Лексан держал нос, периодически отряхивая руку от крови, и недоверчиво прошёл через ворота. Но услышав конский голос, быстро обернулся и крикнул двоим:
– К коню справа не подходить! Он слеп на тот глаз, боится той стороны.
Похлопыванием по плечу, стражник привлёк внимание юноши и они вошли в деревню. Вечерело и тучи сгущались под давлением осени. Впереди виднелся тот самый лекарь с Морвасом на руках, он ударом ноги распахнул дверь и скрылся в тёмной избе. Стражник завернул вправо, и Лексану довелось разглядеть деревенские постройки. Они были совсем не похожи на Кивские хоромы – это были маленькие избы, сколоченные из деревянных брусов, крыши которых были застелены плотным прессом соломы. Людей было не много, а те, кто оказывался на улице, просто сидели на лавках или грелись у костров.
Стражник подвёл гонца к, вовсе не отличимой от других, избе. Постучав, он услышал отклик и открыл деревянную дверь. Кинув взгляд Лексану, он подал знак, что дальше гонец пойдёт один. Юноша вошёл в светлое помещение и дверь за ним закрыли.
Посреди освещённой комнаты стоял колотый стол на котором лежали стопки бумаг, мешочки и свечи, за этим громоздким набором восседал рыжебородый мужчина, средних лет и по его плотной шее свисала металлическая цепь с черепом птицы и перьями, как кулон. Мужчина читал жёлтую мощёную бумагу и, казалось, не замечал, что к нему вошли. Лексан, прикрывая нос платком, который он достал перед появлением у чиновника, собрался с мыслями и решил представиться:
– …(не успев издать даже звука, он был тут же перебит)

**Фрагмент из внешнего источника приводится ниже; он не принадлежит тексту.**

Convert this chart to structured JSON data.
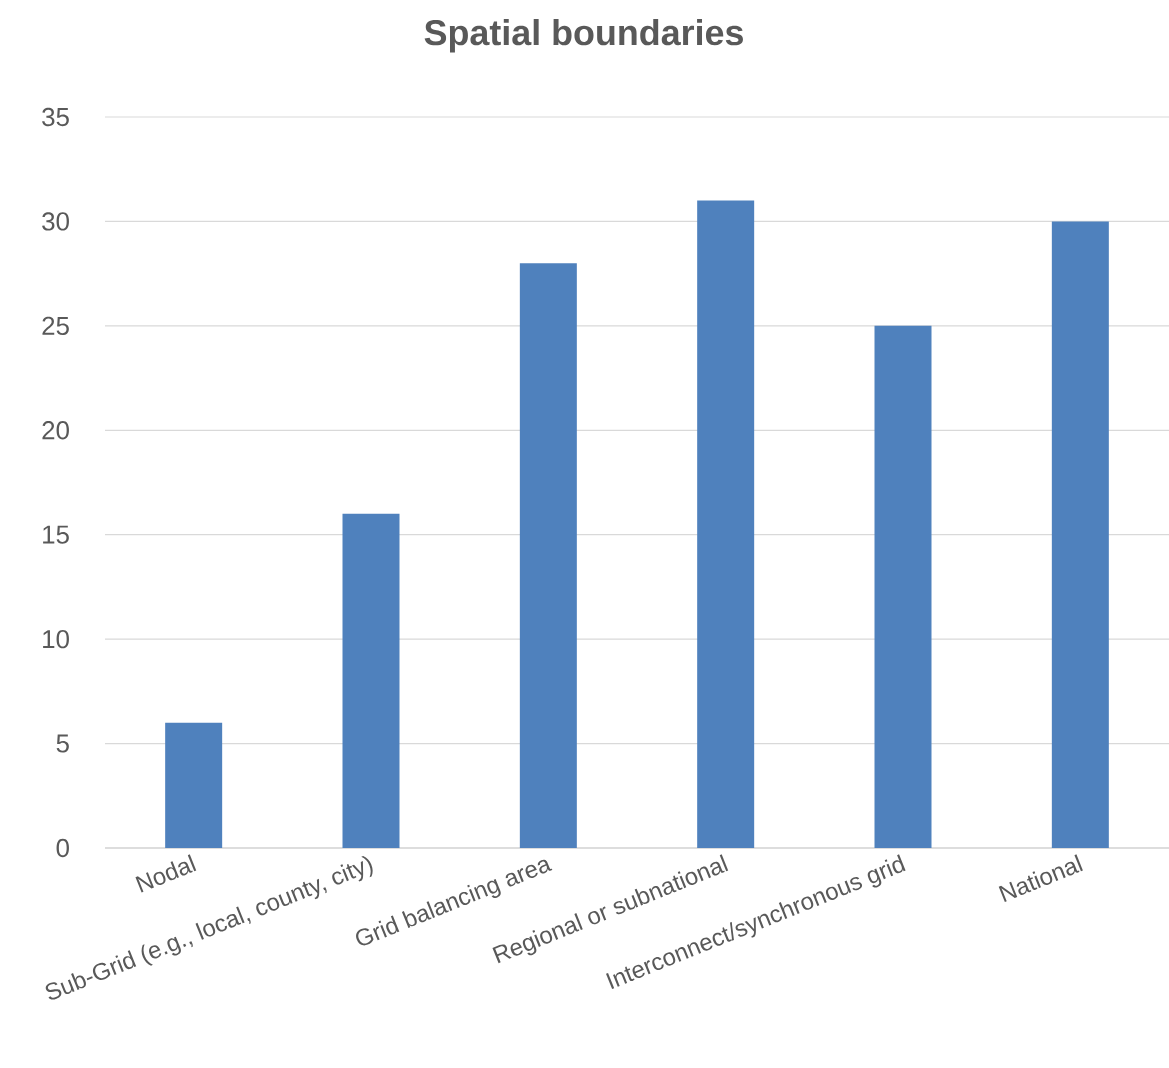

– Ночлега боем у нас ещё не просили( смотритель опустил бумагу и поднял глаза к юноше), значит ты утверждаешь, что являешься послом воли великого Кивского князя? – голос его был спокойным и ровным, словно летний вечер. – Выходит и знак царского причастия у тебя имеется?
Лексан, вновь взволнованный тем, что его перебили умерил свой пыл и кивнул. Потянувшись свободной рукой к сумке, он обнаружил, что она была оставлена на спине коня. Юноша смутился, решив попросить отлучиться за знаком, но дверь раскрылась, и молодой стражник снова показался в поле зрения. В его руках была кожаная сумка гонца, Лексан провёл взглядом ход стражника к столу и не стал встревать, когда смотритель раскрыл её и, порывшись, нашёл знак – это была медная, блестящая фигурка, изображающая кулак, сжимающий свиток.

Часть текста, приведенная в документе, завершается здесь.